Consider this image: http://news.bbc.co.uk/2/shared/bsp/hi/pdfs/28_03_07_mammalstimeline_pdf.pdf
(It’s a .pdf document, obviously)
This is a what is known as a “supertree” for all major mammal groups, showing their relationships and relative times of divergence, based on a) the assumption of common descent and b) similiarities found via multiple modes of inquiry (e.g., morphological, genetic, etc.). Were common descent mere fiction, such an image would be impossible to create.

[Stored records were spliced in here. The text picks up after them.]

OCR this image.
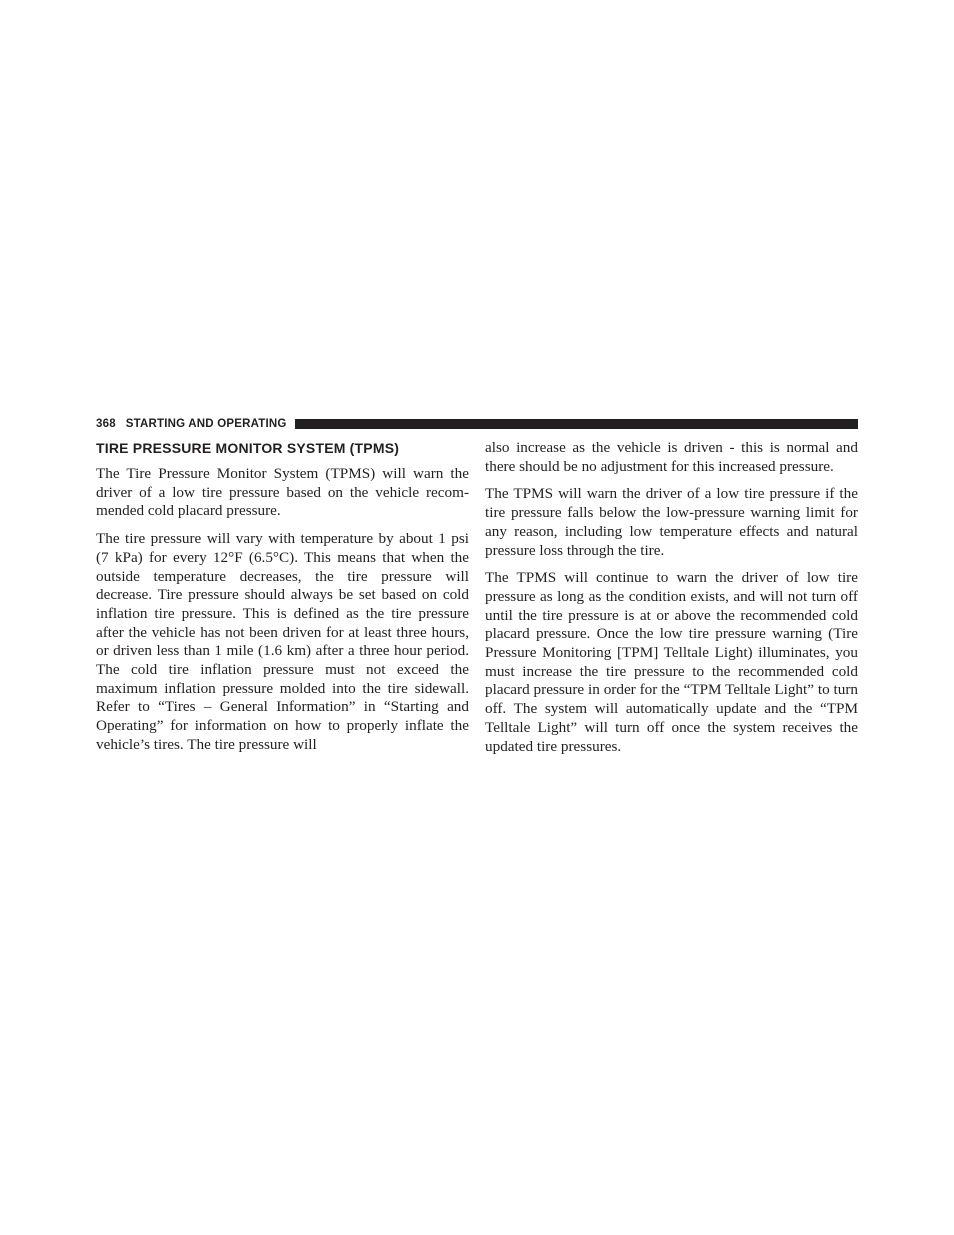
368 STARTING AND OPERATING
TIRE PRESSURE MONITOR SYSTEM (TPMS)

The Tire Pressure Monitor System (TPMS) will warn the driver of a low tire pressure based on the vehicle recommended cold placard pressure.

The tire pressure will vary with temperature by about 1 psi (7 kPa) for every 12°F (6.5°C). This means that when the outside temperature decreases, the tire pressure will decrease. Tire pressure should always be set based on cold inflation tire pressure. This is defined as the tire pressure after the vehicle has not been driven for at least three hours, or driven less than 1 mile (1.6 km) after a three hour period. The cold tire inflation pressure must not exceed the maximum inflation pressure molded into the tire sidewall. Refer to “Tires – General Information” in “Starting and Operating” for information on how to properly inflate the vehicle’s tires. The tire pressure will

also increase as the vehicle is driven - this is normal and there should be no adjustment for this increased pressure.

The TPMS will warn the driver of a low tire pressure if the tire pressure falls below the low-pressure warning limit for any reason, including low temperature effects and natural pressure loss through the tire.

The TPMS will continue to warn the driver of low tire pressure as long as the condition exists, and will not turn off until the tire pressure is at or above the recommended cold placard pressure. Once the low tire pressure warning (Tire Pressure Monitoring [TPM] Telltale Light) illuminates, you must increase the tire pressure to the recommended cold placard pressure in order for the “TPM Telltale Light” to turn off. The system will automatically update and the “TPM Telltale Light” will turn off once the system receives the updated tire pressures.
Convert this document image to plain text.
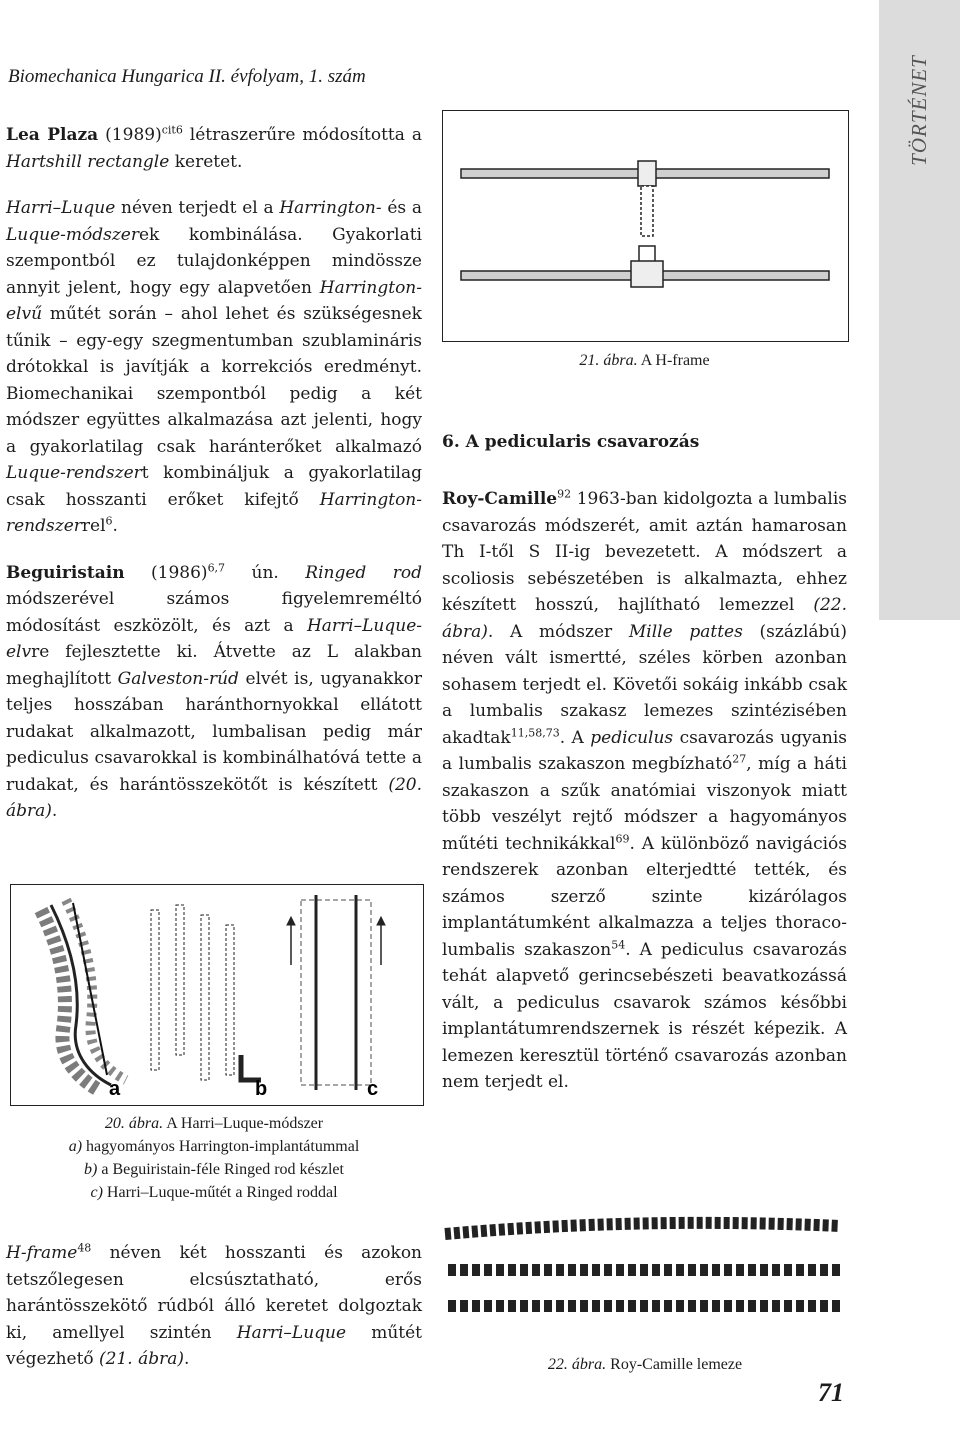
TÖRTÉNET
Biomechanica Hungarica II. évfolyam, 1. szám

Lea Plaza $(1989)^{cit6}$ létraszerűre módosította a Hartshill rectangle keretet.

Harri–Luque néven terjedt el a Harrington- és a Luque-módszerek kombinálása. Gyakorlati szempontból ez tulajdonképpen mindössze annyit jelent, hogy egy alapvetően Harrington-elvű műtét során – ahol lehet és szükségesnek tűnik – egy-egy szegmentumban szublamináris drótokkal is javítják a korrekciós eredményt. Biomechanikai szempontból pedig a két módszer együttes alkalmazása azt jelenti, hogy a gyakorlatilag csak haránterőket alkalmazó Luque-rendszert kombináljuk a gyakorlatilag csak hosszanti erőket kifejtő Harrington-rendszerrel$^6$.

Beguiristain $(1986)^{6,7}$ ún. Ringed rod módszerével számos figyelemreméltó módosítást eszközölt, és azt a Harri–Luque-elvre fejlesztette ki. Átvette az L alakban meghajlított Galveston-rúd elvét is, ugyanakkor teljes hosszában haránthornyokkal ellátott rudakat alkalmazott, lumbalisan pedig már pediculus csavarokkal is kombinálhatóvá tette a rudakat, és harántösszekötőt is készített (20. ábra).

a	b	c
20. ábra. A Harri–Luque-módszer
a) hagyományos Harrington-implantátummal
b) a Beguiristain-féle Ringed rod készlet
c) Harri–Luque-műtét a Ringed roddal

H-frame$^{48}$ néven két hosszanti és azokon tetszőlegesen elcsúsztatható, erős harántösszekötő rúdból álló keretet dolgoztak ki, amellyel szintén Harri–Luque műtét végezhető (21. ábra).

21. ábra. A H-frame
6. A pedicularis csavarozás

Roy-Camille$^{92}$ 1963-ban kidolgozta a lumbalis csavarozás módszerét, amit aztán hamarosan Th I-től S II-ig bevezetett. A módszert a scoliosis sebészetében is alkalmazta, ehhez készített hosszú, hajlítható lemezzel (22. ábra). A módszer Mille pattes (százlábú) néven vált ismertté, széles körben azonban sohasem terjedt el. Követői sokáig inkább csak a lumbalis szakasz lemezes szintézisében akadtak$^{11,58,73}$. A pediculus csavarozás ugyanis a lumbalis szakaszon megbízható$^{27}$, míg a háti szakaszon a szűk anatómiai viszonyok miatt több veszélyt rejtő módszer a hagyományos műtéti technikákkal$^{69}$. A különböző navigációs rendszerek azonban elterjedtté tették, és számos szerző szinte kizárólagos implantátumként alkalmazza a teljes thoraco-lumbalis szakaszon$^{54}$. A pediculus csavarozás tehát alapvető gerincsebészeti beavatkozássá vált, a pediculus csavarok számos későbbi implantátumrendszernek is részét képezik. A lemezen keresztül történő csavarozás azonban nem terjedt el.

22. ábra. Roy-Camille lemeze
71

Here is another supertree, this time for all major dinosaur groups. Again, such a thing would not be possible if common descent were not the case.
Then you have projects like this, which attempt to unite all those trees into a single, gi-huge-ic Tree of Life. Again, this would be an impossible task if all these various groups were not, in fact, related by descent from one another.
In the end, there is no single piece of evidence that allows us to state definitively that all life is descended form a single common ancestor which appeared some 3.9 billion years ago. It is a conclusion based on numerous lines of inquiry regarding the “whys” of similiarity between extant and extinct forms.
Once you get past this most important hurdle, the rest of the macroevolutionary concepts (e.g., speciation, diversification, extinction, evolution of novel structures, etc.) fall into place quite neatly.